Une réalisation en matière environnementale a toutefois été officialisée au cours de l’annonce des résultats intermédiaires la semaine dernière : la mise en service en septembre dernier de la première centrale d’énergie renouvelable (1 GW de solaire et d’éolien) créée par ArcelorMittal, en Inde justement, au service d’AMNSI, pour l’aider à honorer son engagement de réduire d’un cinquième ses émissions d’ici 2030 (de 35 pour cent en Europe). En plus de cela, AMNSI prévoit de recourir intégralement au réseau électrique intelligent (grid electricity), de doubler le recyclage de la ferraille (scrap steel) refondue et de surfer sur les progrès technologiques pour optimiser sa production. L’ONG SteelWatch critique le greenwashing en Europe, mais reste fair play : « ArcelorMittal is not the worst steelmaker in terms of climate efforts, but it is far from living up to its claim to sector leadership ». « Inclure le développement hauts fourneaux mettra beaucoup à mal le narratif de décarbonation », relève le lobbyiste Pascale Husting face au Land.

« Climate and industrial policies between regions not being aligned may lead to carbon leakage », relève ArcelorMittal avec une certaine ironie (ou franchise) dans une communication aux investisseurs. Pour René Winkin (de la fédération des industriels luxembourgeois), les Indiens, les Chinois, les Brésiliens et toutes ces nations ne vont pas mettre leur développement d’infrastructures « on hold en attendant les usines décarbonatées et les énergies (hydrogène et électricité) qui vont avec ». Des groupes comme ArcelorMittal mettraient donc à disposition des capacités industrielles supplémentaires type « state of the art, modernes mais pas encore décarbonatées, pour une période transitoire ». Le lobbyiste n’exclut pas non plus une certaine part de risque. Ces coûteuses usines auront seulement vingt ans en 2045 et pourraient être considérées comme stranded assets à un âge précoce, par les investisseurs ou du fait des législateurs. Selon un rapport du think tank E3G et du US Department for Energy datant de 2021, sans solution de captage du carbone, les hauts fourneaux doivent être éteints d’ici 2045 pour rester sur la voie de l’Accord de Paris (réchauffement limité à 1,5 degré), et aucun haut fourneau dépourvu de carbon capture ne doit être mis en marche après 2025, faute de quoi il deviendrait un actif échoué. ArcelorMittal n’est d’ailleurs pas la seule multinationale de l’acier à emprunter la route de l’eldorado indien.
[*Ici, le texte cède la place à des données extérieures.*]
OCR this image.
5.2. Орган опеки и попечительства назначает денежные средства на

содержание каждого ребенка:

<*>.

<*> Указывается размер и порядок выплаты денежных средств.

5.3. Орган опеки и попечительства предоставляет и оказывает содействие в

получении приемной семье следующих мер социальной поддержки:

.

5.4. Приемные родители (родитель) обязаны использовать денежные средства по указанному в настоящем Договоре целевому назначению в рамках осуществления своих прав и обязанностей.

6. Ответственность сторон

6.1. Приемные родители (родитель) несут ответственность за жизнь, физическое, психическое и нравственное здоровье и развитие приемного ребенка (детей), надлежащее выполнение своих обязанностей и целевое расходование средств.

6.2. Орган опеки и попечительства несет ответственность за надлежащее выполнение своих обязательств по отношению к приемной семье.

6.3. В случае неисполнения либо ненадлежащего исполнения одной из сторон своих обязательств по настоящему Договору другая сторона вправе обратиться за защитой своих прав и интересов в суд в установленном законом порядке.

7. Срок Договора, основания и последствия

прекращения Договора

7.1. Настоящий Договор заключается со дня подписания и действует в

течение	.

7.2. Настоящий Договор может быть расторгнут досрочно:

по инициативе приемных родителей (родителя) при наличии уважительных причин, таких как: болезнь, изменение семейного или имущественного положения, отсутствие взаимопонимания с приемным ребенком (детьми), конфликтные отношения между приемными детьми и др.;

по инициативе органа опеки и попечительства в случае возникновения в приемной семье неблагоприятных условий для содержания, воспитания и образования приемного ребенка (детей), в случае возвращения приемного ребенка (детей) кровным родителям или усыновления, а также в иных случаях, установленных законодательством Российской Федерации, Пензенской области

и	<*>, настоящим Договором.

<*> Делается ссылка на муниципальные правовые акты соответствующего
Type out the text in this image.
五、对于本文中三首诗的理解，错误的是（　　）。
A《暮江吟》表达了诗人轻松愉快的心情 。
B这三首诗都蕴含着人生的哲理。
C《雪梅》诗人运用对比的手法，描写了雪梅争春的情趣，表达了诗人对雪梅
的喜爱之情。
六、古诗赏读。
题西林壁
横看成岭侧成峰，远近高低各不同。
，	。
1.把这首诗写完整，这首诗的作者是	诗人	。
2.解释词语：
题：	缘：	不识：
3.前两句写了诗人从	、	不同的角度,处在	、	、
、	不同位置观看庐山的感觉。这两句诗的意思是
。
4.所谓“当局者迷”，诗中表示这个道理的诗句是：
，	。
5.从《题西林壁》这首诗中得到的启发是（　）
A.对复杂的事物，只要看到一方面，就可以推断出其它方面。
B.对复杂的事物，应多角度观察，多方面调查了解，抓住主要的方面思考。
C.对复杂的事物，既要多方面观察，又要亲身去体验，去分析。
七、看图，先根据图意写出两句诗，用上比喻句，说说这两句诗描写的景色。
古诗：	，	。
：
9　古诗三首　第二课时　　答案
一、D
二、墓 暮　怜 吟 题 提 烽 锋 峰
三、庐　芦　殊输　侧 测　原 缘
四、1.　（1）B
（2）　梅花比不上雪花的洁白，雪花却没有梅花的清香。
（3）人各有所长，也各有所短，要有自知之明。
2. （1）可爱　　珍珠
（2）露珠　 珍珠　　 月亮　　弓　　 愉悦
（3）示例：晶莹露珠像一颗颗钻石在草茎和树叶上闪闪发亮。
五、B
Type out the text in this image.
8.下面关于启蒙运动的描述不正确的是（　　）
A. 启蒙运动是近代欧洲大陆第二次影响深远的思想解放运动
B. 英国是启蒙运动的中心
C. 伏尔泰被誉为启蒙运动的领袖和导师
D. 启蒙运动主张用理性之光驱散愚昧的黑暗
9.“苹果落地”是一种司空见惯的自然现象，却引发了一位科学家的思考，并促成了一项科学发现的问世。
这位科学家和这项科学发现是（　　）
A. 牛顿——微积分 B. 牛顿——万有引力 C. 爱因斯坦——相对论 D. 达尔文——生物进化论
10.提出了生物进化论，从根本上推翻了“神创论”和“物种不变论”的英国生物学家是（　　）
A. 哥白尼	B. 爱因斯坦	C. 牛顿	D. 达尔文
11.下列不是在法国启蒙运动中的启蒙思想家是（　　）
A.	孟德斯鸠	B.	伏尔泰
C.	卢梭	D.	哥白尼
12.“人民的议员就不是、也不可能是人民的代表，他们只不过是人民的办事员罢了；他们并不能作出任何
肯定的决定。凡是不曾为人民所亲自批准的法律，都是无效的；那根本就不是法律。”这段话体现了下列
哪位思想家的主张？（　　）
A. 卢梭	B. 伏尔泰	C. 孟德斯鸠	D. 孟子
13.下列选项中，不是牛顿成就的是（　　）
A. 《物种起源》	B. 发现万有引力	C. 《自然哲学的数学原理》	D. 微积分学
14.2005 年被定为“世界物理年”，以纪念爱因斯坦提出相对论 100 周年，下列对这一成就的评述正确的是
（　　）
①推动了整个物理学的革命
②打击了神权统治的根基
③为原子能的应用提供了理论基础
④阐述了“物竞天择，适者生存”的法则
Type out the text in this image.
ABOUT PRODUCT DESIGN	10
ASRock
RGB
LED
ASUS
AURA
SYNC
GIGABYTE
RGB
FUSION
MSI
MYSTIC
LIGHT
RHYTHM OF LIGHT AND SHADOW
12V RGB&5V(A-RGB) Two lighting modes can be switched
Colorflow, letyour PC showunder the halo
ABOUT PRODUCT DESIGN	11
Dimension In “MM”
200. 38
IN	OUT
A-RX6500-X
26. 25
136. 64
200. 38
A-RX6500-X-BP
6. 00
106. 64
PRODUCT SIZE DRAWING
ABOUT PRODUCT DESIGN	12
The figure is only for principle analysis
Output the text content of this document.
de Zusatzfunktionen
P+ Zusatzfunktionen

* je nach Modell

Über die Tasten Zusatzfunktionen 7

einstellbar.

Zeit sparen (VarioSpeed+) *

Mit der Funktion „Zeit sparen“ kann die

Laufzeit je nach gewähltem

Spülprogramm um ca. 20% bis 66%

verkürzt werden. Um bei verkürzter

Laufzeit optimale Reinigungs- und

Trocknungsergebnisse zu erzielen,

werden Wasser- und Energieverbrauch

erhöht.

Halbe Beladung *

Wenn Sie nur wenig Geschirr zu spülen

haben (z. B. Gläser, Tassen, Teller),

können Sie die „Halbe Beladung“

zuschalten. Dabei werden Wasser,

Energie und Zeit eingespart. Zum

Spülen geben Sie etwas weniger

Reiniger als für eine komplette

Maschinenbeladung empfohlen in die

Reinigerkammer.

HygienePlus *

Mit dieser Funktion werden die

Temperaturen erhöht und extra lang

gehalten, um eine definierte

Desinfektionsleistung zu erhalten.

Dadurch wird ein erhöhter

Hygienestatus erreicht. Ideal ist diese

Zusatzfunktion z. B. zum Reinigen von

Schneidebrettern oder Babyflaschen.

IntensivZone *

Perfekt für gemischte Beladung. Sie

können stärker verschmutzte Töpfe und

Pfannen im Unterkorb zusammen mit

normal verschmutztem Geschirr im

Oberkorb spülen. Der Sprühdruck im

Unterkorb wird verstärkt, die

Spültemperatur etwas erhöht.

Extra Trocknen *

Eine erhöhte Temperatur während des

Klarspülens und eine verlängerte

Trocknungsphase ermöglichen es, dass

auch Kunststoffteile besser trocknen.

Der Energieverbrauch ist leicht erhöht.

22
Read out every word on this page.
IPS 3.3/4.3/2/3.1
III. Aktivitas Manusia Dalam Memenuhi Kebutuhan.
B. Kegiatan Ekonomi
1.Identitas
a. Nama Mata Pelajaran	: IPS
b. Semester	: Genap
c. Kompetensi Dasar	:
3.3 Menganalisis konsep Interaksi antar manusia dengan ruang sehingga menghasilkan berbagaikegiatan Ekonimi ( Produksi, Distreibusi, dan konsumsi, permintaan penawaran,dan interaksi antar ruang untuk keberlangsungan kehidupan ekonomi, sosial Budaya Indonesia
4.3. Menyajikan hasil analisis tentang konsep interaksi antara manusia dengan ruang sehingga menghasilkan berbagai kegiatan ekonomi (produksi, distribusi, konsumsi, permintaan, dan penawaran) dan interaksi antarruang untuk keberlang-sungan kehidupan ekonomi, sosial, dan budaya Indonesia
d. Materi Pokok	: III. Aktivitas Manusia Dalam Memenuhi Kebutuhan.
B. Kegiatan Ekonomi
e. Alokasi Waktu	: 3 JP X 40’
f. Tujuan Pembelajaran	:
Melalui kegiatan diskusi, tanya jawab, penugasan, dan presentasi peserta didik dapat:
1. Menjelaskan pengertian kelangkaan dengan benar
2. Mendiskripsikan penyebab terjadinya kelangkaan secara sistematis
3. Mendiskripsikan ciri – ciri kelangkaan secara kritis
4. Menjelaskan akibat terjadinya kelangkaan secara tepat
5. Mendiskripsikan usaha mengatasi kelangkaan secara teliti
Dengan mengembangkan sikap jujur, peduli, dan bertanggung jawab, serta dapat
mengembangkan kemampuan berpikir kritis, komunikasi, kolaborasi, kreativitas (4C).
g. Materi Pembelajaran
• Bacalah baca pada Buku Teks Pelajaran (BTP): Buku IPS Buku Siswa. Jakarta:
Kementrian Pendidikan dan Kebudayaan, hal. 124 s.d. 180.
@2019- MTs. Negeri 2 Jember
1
Au début de l’année, le groupe Tata a annoncé ouvrir un haut fourneau en Inde alors qu’il en fermait deux au Pays de Galles pour limiter ses émissions.

Le Luxembourg, État actionnaire, cautionne-t-il ce type d’investissement ? Sollicité mardi, le ministère d’État n’a pas répondu. L’État a perdu son représentant au conseil d’administration avec le pantouflage de l’ancien ministre de l’Économie Etienne Schneider (LSAP). (Michel Wurth est administrateur « non-indépendant »). Une bourde de l’ancien ministre de tutelle Xavier Bettel (DP) ? Dans le cadre des discussions autour du maintien du siège d’ArcelorMittal au Luxembourg en 2016, le Premier ministre avait fait du mandat d’un représentant de l’État au conseil d’administration une priorité « On m’a demandé si je voulais garder Jeannot Krecké. Je veux avant tout que ce soit un représentant de l’État », avait expliqué Bettel au Wort. (En commission parlementaire, le CSV avait manifesté son souhait d’automatiser la présence d’un représentant de l’État au board d’AM).

Le risque juridique se pose aussi face à l’entreprise. Les procès climatiques contre les multinationales se multiplient. Aucun n’a cependant porté ses fruits définitivement. Mardi, la justice néerlandaise a annulé en appel l’obligation faite en première instance au pétrolier Shell de réduire ses émissions carbone. Le 10 octobre, ArcelorMittal s’est fait taper sur les doigts par l’Oncle Sam pour son autre coentreprise avec Nippon Steel, aux États-Unis à Calvert (Alabama). Cette manufacture sidérurgique a plaidé coupable de violation du Clean Air Act et a accepté de payer 750 000 dollars d’amende. L’entreprise avait cessé de traiter ses émissions comme l’État le lui demandait.